ストレートプレイは(私が評価する中で)良いと思うものとイマイチ…と思うものにハッキリ別れてしまうのですが、これはすっごく良かった
脚本家・演出家をはじめとするスタッフと出演者が、それぞれ良いところを出して、良い仕事をしたなって感じです。

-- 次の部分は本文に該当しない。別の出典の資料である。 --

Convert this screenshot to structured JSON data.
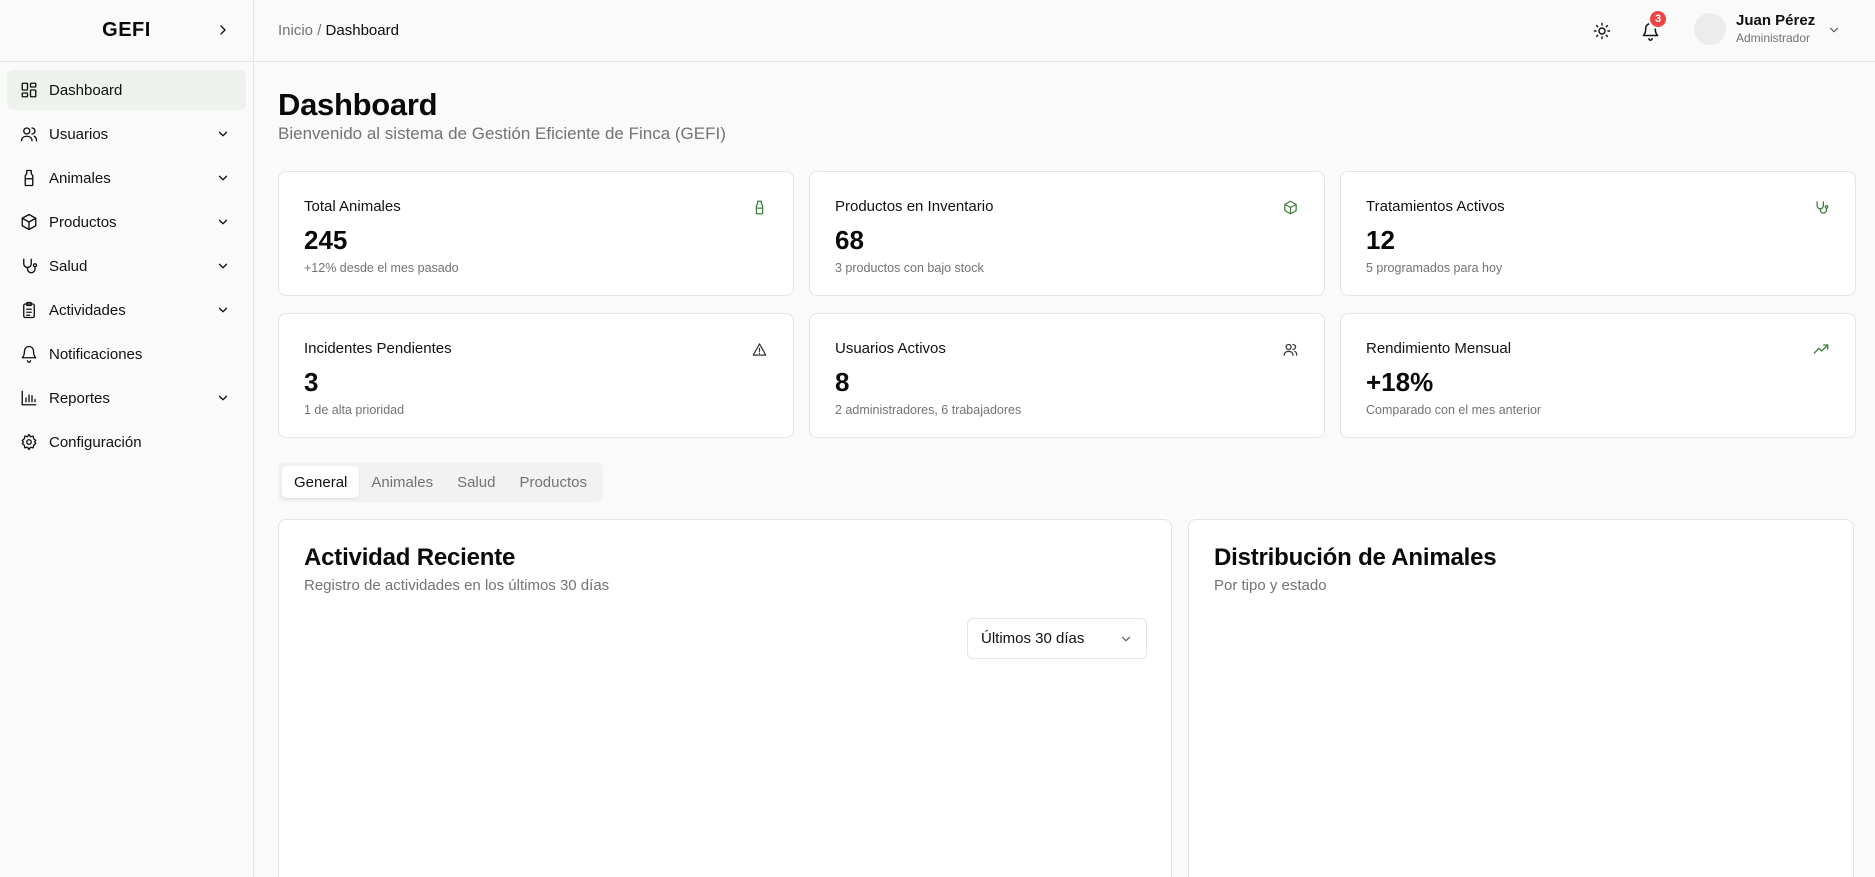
{
  "app": {
    "logo": "GEFI"
  },
  "sidebar": {
    "items": [
      {
        "label": "Dashboard",
        "icon": "dashboard-icon",
        "active": true,
        "expandable": false
      },
      {
        "label": "Usuarios",
        "icon": "users-icon",
        "expandable": true
      },
      {
        "label": "Animales",
        "icon": "milk-bottle-icon",
        "expandable": true
      },
      {
        "label": "Productos",
        "icon": "package-icon",
        "expandable": true
      },
      {
        "label": "Salud",
        "icon": "stethoscope-icon",
        "expandable": true
      },
      {
        "label": "Actividades",
        "icon": "clipboard-list-icon",
        "expandable": true
      },
      {
        "label": "Notificaciones",
        "icon": "bell-icon",
        "expandable": false
      },
      {
        "label": "Reportes",
        "icon": "bar-chart-icon",
        "expandable": true
      },
      {
        "label": "Configuración",
        "icon": "settings-icon",
        "expandable": false
      }
    ]
  },
  "topbar": {
    "breadcrumb_root": "Inicio",
    "breadcrumb_sep": " / ",
    "breadcrumb_current": "Dashboard",
    "notifications_count": "3",
    "user_name": "Juan Pérez",
    "user_role": "Administrador"
  },
  "page": {
    "title": "Dashboard",
    "subtitle": "Bienvenido al sistema de Gestión Eficiente de Finca (GEFI)"
  },
  "stats": [
    {
      "label": "Total Animales",
      "value": "245",
      "note": "+12% desde el mes pasado",
      "icon": "milk-bottle-icon"
    },
    {
      "label": "Productos en Inventario",
      "value": "68",
      "note": "3 productos con bajo stock",
      "icon": "package-icon"
    },
    {
      "label": "Tratamientos Activos",
      "value": "12",
      "note": "5 programados para hoy",
      "icon": "stethoscope-icon"
    },
    {
      "label": "Incidentes Pendientes",
      "value": "3",
      "note": "1 de alta prioridad",
      "icon": "alert-triangle-icon"
    },
    {
      "label": "Usuarios Activos",
      "value": "8",
      "note": "2 administradores, 6 trabajadores",
      "icon": "users-icon"
    },
    {
      "label": "Rendimiento Mensual",
      "value": "+18%",
      "note": "Comparado con el mes anterior",
      "icon": "trending-up-icon"
    }
  ],
  "tabs": [
    {
      "label": "General",
      "active": true
    },
    {
      "label": "Animales"
    },
    {
      "label": "Salud"
    },
    {
      "label": "Productos"
    }
  ],
  "panels": {
    "activity": {
      "title": "Actividad Reciente",
      "subtitle": "Registro de actividades en los últimos 30 días",
      "range_value": "Últimos 30 días"
    },
    "distribution": {
      "title": "Distribución de Animales",
      "subtitle": "Por tipo y estado"
    }
  },
  "colors": {
    "accent_green": "#3f7d3a",
    "active_bg": "#edf3ec",
    "badge_red": "#ef4444"
  }
}
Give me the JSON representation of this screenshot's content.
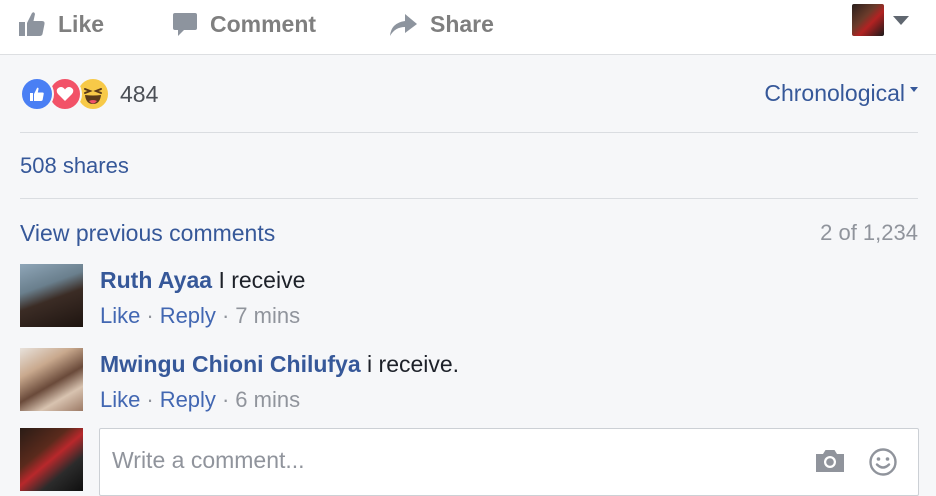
{
  "action_bar": {
    "like_label": "Like",
    "comment_label": "Comment",
    "share_label": "Share",
    "icons": [
      "thumbs-up-icon",
      "speech-bubble-icon",
      "share-arrow-icon"
    ]
  },
  "reactions": {
    "types": [
      "like",
      "love",
      "haha"
    ],
    "count": "484"
  },
  "sort": {
    "label": "Chronological"
  },
  "shares": {
    "label": "508 shares"
  },
  "comments_header": {
    "view_previous": "View previous comments",
    "count": "2 of 1,234"
  },
  "comments": [
    {
      "author": "Ruth Ayaa",
      "text": "I receive",
      "like": "Like",
      "reply": "Reply",
      "time": "7 mins"
    },
    {
      "author": "Mwingu Chioni Chilufya",
      "text": "i receive.",
      "like": "Like",
      "reply": "Reply",
      "time": "6 mins"
    }
  ],
  "composer": {
    "placeholder": "Write a comment...",
    "icons": [
      "camera-icon",
      "smiley-icon"
    ]
  },
  "colors": {
    "link": "#365899",
    "muted": "#90949c",
    "like_blue": "#4a7ff4",
    "love_red": "#f25268",
    "haha_yellow": "#f7c948"
  }
}
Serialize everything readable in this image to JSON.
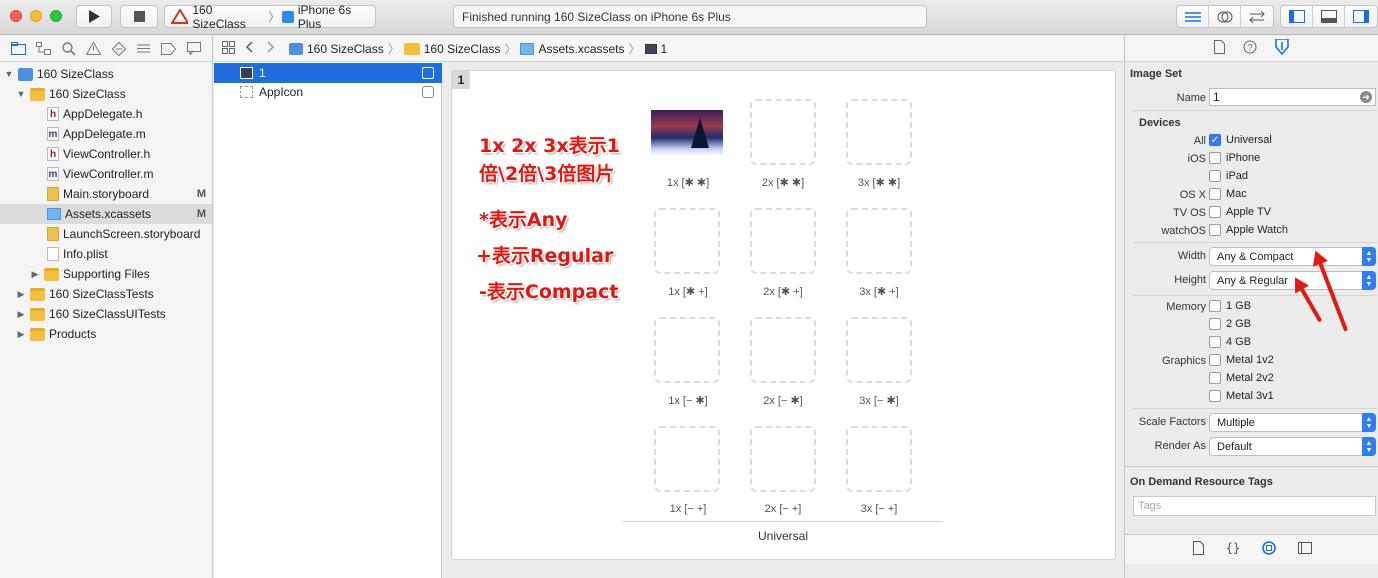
{
  "toolbar": {
    "scheme_name": "160 SizeClass",
    "scheme_sep": "〉",
    "device_name": "iPhone 6s Plus",
    "status_text": "Finished running 160 SizeClass on iPhone 6s Plus"
  },
  "navigator": {
    "items": [
      {
        "label": "160 SizeClass",
        "badge": ""
      },
      {
        "label": "160 SizeClass",
        "badge": ""
      },
      {
        "label": "AppDelegate.h",
        "badge": "",
        "icon_letter": "h"
      },
      {
        "label": "AppDelegate.m",
        "badge": "",
        "icon_letter": "m"
      },
      {
        "label": "ViewController.h",
        "badge": "",
        "icon_letter": "h"
      },
      {
        "label": "ViewController.m",
        "badge": "",
        "icon_letter": "m"
      },
      {
        "label": "Main.storyboard",
        "badge": "M"
      },
      {
        "label": "Assets.xcassets",
        "badge": "M"
      },
      {
        "label": "LaunchScreen.storyboard",
        "badge": ""
      },
      {
        "label": "Info.plist",
        "badge": ""
      },
      {
        "label": "Supporting Files",
        "badge": ""
      },
      {
        "label": "160 SizeClassTests",
        "badge": ""
      },
      {
        "label": "160 SizeClassUITests",
        "badge": ""
      },
      {
        "label": "Products",
        "badge": ""
      }
    ]
  },
  "jumpbar": {
    "crumbs": [
      "160 SizeClass",
      "160 SizeClass",
      "Assets.xcassets",
      "1"
    ],
    "sep": "〉"
  },
  "assets": {
    "items": [
      {
        "label": "1"
      },
      {
        "label": "AppIcon"
      }
    ]
  },
  "canvas": {
    "set_title": "1",
    "slot_labels": [
      "1x [✱ ✱]",
      "2x [✱ ✱]",
      "3x [✱ ✱]",
      "1x [✱ +]",
      "2x [✱ +]",
      "3x [✱ +]",
      "1x [− ✱]",
      "2x [− ✱]",
      "3x [− ✱]",
      "1x [− +]",
      "2x [− +]",
      "3x [− +]"
    ],
    "group_label": "Universal",
    "annotations": {
      "line1": "1x 2x 3x表示1",
      "line2": "倍\\2倍\\3倍图片",
      "line3": "*表示Any",
      "line4": "+表示Regular",
      "line5": "-表示Compact"
    }
  },
  "inspector": {
    "image_set_title": "Image Set",
    "name_label": "Name",
    "name_value": "1",
    "devices_title": "Devices",
    "all_label": "All",
    "universal": "Universal",
    "ios_label": "iOS",
    "iphone": "iPhone",
    "ipad": "iPad",
    "osx_label": "OS X",
    "mac": "Mac",
    "tvos_label": "TV OS",
    "apple_tv": "Apple TV",
    "watchos_label": "watchOS",
    "apple_watch": "Apple Watch",
    "width_label": "Width",
    "width_value": "Any & Compact",
    "height_label": "Height",
    "height_value": "Any & Regular",
    "memory_label": "Memory",
    "mem1": "1 GB",
    "mem2": "2 GB",
    "mem4": "4 GB",
    "graphics_label": "Graphics",
    "metal1": "Metal 1v2",
    "metal2": "Metal 2v2",
    "metal3": "Metal 3v1",
    "scale_label": "Scale Factors",
    "scale_value": "Multiple",
    "render_label": "Render As",
    "render_value": "Default",
    "odr_title": "On Demand Resource Tags",
    "tags_placeholder": "Tags"
  },
  "colors": {
    "selection": "#1d6ee0",
    "annotation_red": "#e3170f",
    "accent_blue": "#2f7df6"
  }
}
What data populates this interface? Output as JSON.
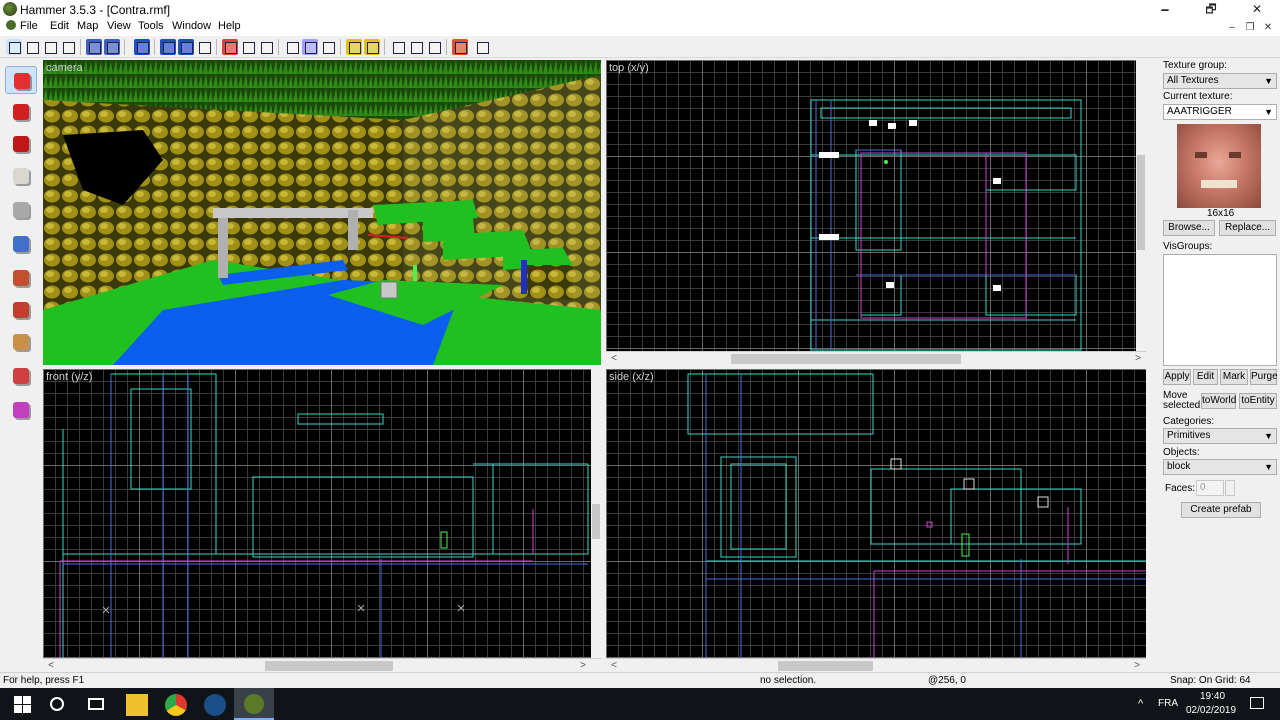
{
  "window": {
    "title": "Hammer 3.5.3 - [Contra.rmf]",
    "minimize": "🗕",
    "maximize": "🗗",
    "close": "✕",
    "mdi_min": "–",
    "mdi_max": "❐",
    "mdi_close": "✕"
  },
  "menu": [
    "File",
    "Edit",
    "Map",
    "View",
    "Tools",
    "Window",
    "Help"
  ],
  "viewports": {
    "camera": "camera",
    "top": "top (x/y)",
    "front": "front (y/z)",
    "side": "side (x/z)"
  },
  "scroll": {
    "left": "<",
    "right": ">",
    "up": "^",
    "down": "v"
  },
  "texture_panel": {
    "texture_group_label": "Texture group:",
    "texture_group_value": "All Textures",
    "current_texture_label": "Current texture:",
    "current_texture_value": "AAATRIGGER",
    "texture_size": "16x16",
    "browse": "Browse...",
    "replace": "Replace...",
    "visgroups_label": "VisGroups:",
    "apply": "Apply",
    "edit": "Edit",
    "mark": "Mark",
    "purge": "Purge",
    "move_selected": "Move selected:",
    "to_world": "toWorld",
    "to_entity": "toEntity",
    "categories_label": "Categories:",
    "categories_value": "Primitives",
    "objects_label": "Objects:",
    "objects_value": "block",
    "faces_label": "Faces:",
    "faces_value": "0",
    "create_prefab": "Create prefab"
  },
  "status": {
    "help": "For help, press F1",
    "selection": "no selection.",
    "coords": "@256, 0",
    "snap": "Snap: On Grid: 64"
  },
  "taskbar": {
    "lang": "FRA",
    "time": "19:40",
    "date": "02/02/2019"
  },
  "colors": {
    "grid_bg": "#000000",
    "cyan_brush": "#39d8c8",
    "blue_brush": "#4a6ed8",
    "magenta_brush": "#d040d0",
    "water": "#0a5ef0",
    "grass": "#22c020"
  }
}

物語は、蝶マニアの男二人が幻の蝶・シロギフチョウを探して山の廃屋に籠もるというシュチュエーションで、おかしいんだけどすごく切なくて、孤独とか、人生の目的とか、そういったものまで考えてしまうような作品でした。
世界をまたにかけて蝶を探し、採集した蝶を売る男・戸塚役の内野さん、やっぱり上手いな。セリフ回しにものすごくリアリティがあります。
病気のために役所を辞めて蝶ハンターになっていて、治ったとうそぶいているけれど、本当は治っていない。それを絶対に悟られまいと豪快に陽気にふるまうところが却って切なかったです。 
長年引きこもりだった蝶オタクの青年・真一役の田中圭くん。いかにも「圭くん!」って感じの役で、はまり役でした。演技的にも、これはやりがいがあるだろうと思える役です。
この二人が、互いの姿に亡くなった父親と息子を重ねて見る、その場面がとても衝撃的なんだけど、ちょっとウルッときてしまいます。

共演は、七瀬なつみさん、中別府葵さん(さすが元モデルだけあって完璧なスタイルです)、大谷亮介さん(「相棒」の三浦さん役)、細見大輔さんの四人。
それぞれがそれぞれの役にこれ以上ないくらいはまっていて素晴らしかった。
特に、七瀬さん、大谷さんの性格描写が素晴らしいです。
脚本は「相棒」「ゴンゾウ」など、おもにテレビや映画の脚本を手がけている古沢良太さん。ちょっとした感情の描写が上手く、ロケさえできるならば(あ、シロギフチョウもどうにかしないとね…)映画でいろんな角度から撮ってみても面白いだろうな思いました。

演出は俳優としても活躍中の白井晃さん(今度コクーン歌舞伎にも出るそうです。すごい!)。私は白井さんの演出する作品は初めて見たんですが、繊細で哀感さえ感じさせる舞台に「これが白井ワールドか!」と感心しました。

繊細で心を揺さぶる「幻蝶」。まだまだ全国を回っていますので、機会があればぜひ見に行ってみてくださいね。

P・S 兵庫県立芸術文化センター(阪急中ホール)には初めて行きましたが、すごく素敵なところですねー。
大ホールはオペラやクラシックコンサートなどがメインのようなので、またそちらにも行ってみたい気がします。